What will the LSST camera do?
The camera will collect 60 petabytes of data about the universe’s composition, expansion, solar system, galaxy formation, and the nature and distribution of dark energy and dark matter.
The camera will employ a 5.1-foot-wide optical sensor to snap a 15-second exposure of the sky every 20 seconds. The camera will automatically change the filters to view light at various wavelengths, ranging from near ultraviolet to near-infrared.
It will also record transitory events so that other scientists can train their telescopes and watch changes in the southern sky.
In a SLAC statement, the University of Washington’s astronomer and head of construction of the Rubin Observatory, Zeljko Ivezic said, “We will soon start producing the greatest movie of all time and the most informative map of the night sky ever assembled.”

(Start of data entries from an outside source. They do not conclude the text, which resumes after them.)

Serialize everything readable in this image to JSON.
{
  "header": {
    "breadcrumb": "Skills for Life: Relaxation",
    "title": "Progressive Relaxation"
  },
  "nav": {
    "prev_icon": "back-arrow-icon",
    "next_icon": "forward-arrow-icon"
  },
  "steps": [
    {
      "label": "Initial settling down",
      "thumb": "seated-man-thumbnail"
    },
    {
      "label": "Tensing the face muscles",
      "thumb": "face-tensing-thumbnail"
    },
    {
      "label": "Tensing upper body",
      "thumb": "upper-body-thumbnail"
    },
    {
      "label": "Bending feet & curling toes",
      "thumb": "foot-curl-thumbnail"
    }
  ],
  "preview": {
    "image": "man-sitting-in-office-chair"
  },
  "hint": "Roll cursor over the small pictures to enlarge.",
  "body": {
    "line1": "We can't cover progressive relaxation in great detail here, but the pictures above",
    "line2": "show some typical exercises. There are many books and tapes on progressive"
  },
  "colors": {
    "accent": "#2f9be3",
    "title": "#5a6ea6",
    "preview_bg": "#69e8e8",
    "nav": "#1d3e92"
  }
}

Aaron Roodman, SLAC physicist and camera program head, stated, “I’m personally most excited to study the expansion of the universe using gravitational lenses to better understand dark energy.”
“That means two things:
1) Measuring the brightness in all six of our filters of literally billions of galaxies and very carefully measuring their shape, which has been subtly altered by the bending of light by matter, and
2) discovering and studying very special objects where a distant quasar is almost perfectly lined up with a more nearby galaxy,” he added.